Conclusions


      The total, annual, and monthly mean values of the number of NBC rings and other warm eddies occurring from 1993 through 1998 in the 1/16° data assimilating global NLOM are comparable to the numbers obtained by Goni and Johns (2001; GJ, hereafter) from their analysis of TOPEX/POSEIDON altimeter data for the same time period. Interannual variability of NBC ring and warm eddy formation is also similar in the model. Most of the individual rings reported by GJ were also found in the model with data assimilation. A few NBC rings occurred in NLOM that were not noted by GJ and vice versa.

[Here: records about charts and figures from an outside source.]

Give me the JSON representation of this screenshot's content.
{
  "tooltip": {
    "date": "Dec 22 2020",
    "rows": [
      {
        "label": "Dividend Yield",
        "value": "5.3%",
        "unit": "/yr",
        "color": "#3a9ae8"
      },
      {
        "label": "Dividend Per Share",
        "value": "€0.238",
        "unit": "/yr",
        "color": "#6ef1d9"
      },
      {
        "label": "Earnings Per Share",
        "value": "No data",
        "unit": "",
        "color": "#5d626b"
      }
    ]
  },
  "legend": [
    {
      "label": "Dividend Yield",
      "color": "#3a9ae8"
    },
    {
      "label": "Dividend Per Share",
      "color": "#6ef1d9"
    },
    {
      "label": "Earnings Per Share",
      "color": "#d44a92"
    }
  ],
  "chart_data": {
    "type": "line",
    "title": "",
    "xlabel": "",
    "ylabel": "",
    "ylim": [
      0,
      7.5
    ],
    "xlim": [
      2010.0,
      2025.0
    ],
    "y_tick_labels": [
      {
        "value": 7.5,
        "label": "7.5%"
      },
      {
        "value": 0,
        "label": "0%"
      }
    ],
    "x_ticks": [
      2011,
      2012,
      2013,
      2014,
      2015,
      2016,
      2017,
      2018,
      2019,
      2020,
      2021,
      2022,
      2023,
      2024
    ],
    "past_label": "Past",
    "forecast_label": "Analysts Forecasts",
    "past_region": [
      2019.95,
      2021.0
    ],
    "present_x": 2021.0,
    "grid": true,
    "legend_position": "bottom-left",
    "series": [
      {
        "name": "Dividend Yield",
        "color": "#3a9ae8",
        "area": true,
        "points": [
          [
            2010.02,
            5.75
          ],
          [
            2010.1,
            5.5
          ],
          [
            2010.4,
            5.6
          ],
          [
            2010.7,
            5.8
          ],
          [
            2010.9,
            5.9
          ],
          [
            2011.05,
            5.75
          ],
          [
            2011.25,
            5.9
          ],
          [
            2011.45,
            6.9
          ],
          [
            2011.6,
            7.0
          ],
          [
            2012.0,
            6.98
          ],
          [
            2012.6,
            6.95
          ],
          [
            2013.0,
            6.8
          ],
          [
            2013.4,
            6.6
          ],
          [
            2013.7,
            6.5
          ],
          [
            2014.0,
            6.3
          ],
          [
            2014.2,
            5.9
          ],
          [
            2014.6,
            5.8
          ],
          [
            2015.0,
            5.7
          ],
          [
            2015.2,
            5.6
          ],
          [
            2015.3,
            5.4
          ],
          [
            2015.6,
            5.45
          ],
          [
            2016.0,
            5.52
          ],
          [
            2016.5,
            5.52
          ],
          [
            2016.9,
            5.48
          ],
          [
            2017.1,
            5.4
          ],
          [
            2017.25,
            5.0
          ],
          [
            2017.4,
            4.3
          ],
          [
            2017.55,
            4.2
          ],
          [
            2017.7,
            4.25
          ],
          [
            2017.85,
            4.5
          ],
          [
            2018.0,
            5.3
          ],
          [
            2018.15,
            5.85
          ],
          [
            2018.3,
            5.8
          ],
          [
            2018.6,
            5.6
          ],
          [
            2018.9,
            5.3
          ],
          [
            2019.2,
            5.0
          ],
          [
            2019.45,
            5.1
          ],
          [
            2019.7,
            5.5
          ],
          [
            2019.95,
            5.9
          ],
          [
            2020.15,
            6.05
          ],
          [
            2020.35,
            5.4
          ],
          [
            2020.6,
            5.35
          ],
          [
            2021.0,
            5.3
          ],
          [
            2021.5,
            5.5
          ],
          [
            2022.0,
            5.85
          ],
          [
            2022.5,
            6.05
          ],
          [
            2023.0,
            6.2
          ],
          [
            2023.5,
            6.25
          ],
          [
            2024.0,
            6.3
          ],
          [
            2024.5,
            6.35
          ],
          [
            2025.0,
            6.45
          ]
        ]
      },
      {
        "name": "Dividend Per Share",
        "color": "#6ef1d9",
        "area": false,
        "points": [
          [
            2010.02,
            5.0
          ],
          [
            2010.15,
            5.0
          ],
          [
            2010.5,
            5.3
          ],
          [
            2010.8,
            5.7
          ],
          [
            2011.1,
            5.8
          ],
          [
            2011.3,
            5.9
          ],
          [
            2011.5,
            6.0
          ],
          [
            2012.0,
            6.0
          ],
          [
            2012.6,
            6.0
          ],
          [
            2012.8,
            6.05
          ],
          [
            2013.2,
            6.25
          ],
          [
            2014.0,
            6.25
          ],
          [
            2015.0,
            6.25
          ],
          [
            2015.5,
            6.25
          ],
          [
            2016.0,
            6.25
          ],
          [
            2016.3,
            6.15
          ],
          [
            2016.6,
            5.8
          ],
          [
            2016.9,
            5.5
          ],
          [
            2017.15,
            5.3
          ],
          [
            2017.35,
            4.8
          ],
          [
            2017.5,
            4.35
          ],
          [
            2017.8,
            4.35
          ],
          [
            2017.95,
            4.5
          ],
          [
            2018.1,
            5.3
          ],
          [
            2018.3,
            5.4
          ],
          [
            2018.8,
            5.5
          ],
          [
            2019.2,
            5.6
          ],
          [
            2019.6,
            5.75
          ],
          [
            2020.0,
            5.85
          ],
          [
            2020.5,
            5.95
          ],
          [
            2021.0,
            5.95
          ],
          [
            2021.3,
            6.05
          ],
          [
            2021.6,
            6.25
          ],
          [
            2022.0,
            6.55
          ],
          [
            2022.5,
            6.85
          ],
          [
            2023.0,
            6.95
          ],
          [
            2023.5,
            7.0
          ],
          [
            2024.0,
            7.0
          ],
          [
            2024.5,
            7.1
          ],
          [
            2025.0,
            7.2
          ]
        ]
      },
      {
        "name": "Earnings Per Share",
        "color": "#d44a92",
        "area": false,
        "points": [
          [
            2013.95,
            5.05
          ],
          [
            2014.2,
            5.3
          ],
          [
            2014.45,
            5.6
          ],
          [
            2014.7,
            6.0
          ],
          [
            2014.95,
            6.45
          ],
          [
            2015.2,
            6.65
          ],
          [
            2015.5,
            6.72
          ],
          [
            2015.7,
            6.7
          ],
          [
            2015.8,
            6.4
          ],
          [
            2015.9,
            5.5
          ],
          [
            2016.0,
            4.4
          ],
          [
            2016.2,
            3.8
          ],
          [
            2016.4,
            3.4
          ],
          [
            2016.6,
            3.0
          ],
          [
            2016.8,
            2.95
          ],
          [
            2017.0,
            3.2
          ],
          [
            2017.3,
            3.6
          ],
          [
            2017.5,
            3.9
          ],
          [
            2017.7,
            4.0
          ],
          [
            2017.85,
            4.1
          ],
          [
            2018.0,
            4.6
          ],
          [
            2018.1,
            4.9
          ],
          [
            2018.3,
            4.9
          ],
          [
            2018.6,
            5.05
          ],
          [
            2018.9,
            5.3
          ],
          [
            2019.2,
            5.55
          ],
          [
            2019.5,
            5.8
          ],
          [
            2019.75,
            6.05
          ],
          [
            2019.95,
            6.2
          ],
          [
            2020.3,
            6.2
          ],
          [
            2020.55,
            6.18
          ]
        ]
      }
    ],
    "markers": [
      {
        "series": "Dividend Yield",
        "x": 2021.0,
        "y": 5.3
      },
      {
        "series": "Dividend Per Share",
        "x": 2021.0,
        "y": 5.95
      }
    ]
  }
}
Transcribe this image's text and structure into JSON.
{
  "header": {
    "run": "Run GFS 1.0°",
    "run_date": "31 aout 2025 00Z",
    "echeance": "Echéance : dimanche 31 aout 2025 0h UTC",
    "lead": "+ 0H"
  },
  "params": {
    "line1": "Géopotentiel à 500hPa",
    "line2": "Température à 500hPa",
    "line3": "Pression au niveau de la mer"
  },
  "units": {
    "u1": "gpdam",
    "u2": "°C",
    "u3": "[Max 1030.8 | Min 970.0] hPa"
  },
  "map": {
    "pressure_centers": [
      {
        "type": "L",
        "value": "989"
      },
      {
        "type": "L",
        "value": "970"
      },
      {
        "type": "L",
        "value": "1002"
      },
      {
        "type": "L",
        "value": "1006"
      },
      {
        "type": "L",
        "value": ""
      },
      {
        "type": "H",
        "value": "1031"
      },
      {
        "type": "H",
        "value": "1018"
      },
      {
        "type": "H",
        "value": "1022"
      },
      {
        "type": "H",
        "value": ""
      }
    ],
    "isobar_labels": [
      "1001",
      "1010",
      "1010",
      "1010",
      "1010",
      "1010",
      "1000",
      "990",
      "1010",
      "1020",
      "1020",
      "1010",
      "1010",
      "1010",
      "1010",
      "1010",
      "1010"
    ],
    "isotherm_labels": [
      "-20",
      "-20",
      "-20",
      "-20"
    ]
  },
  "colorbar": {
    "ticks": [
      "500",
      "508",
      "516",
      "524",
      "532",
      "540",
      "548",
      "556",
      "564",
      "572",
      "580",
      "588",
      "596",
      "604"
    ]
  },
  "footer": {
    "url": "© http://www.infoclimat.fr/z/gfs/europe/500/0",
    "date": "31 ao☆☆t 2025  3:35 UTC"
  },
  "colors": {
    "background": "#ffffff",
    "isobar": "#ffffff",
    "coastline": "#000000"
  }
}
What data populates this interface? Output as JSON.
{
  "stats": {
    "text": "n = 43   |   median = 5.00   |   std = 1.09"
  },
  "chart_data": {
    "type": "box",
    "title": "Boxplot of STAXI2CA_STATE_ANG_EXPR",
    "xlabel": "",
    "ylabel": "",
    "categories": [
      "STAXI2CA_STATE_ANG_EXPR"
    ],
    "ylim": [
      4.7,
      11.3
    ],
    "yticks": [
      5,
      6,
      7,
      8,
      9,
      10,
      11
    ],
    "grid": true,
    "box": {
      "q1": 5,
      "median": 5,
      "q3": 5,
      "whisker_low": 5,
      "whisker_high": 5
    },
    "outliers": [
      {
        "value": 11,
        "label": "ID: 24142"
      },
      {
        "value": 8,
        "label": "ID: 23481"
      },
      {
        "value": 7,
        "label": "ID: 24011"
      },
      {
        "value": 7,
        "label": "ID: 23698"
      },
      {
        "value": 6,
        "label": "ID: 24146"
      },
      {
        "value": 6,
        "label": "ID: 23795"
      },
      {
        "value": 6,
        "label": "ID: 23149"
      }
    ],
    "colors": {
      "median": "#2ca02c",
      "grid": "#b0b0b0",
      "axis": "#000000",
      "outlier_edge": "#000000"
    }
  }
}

      In agreement with the analysis by GJ, the data assimilating model indicates that warm rings occur in the NBC region even when the retroflection does not appear to be present. Some are clearly not of South Atlantic origin. Others appear to carry South Atlantic water because they form in the same localized area where the NBC retroflection, when it is present, sheds NBC rings. Indeed, they are fed by the NBC and contribute to the western boundary layer portion of upper MOC transport identified by Fratantoni et al. (2000). Finally, others may carry modified South Atlantic water into the region from the ocean interior. In this case, the intergyre exchange mechanism is interior surface Ekman transport (e.g. Fratantoni et al., 2000) instead of the more direct NBC or NBC ring pathway along the western boundary. The number of clearly identifiable NBC retroflection eddies per year in the data assimilating model is in agreement with the results of Fratantoni et al. (1995) based on observations and an earlier, non-data-assimilating version of NLOM.

      Not all NBC rings and warm eddies found in the western tropical Atlantic off the northeast coast of South America translate far enough westward to enter the Caribbean Sea via the passages of the Lesser Antilles. Others decay before reaching the island arc at the eastern edge of the Caribbean. Finally, others coalesce with neighboring warm eddies in the region. This includes some NBC rings.

     The results of the data assimilating model-based NBC ring census presented here with comparisons to the earlier studies indicate that it is important to make a definitive determination of the origin of the warm eddies in this region in order to determine their relative contribution to each cross-gyre pathway.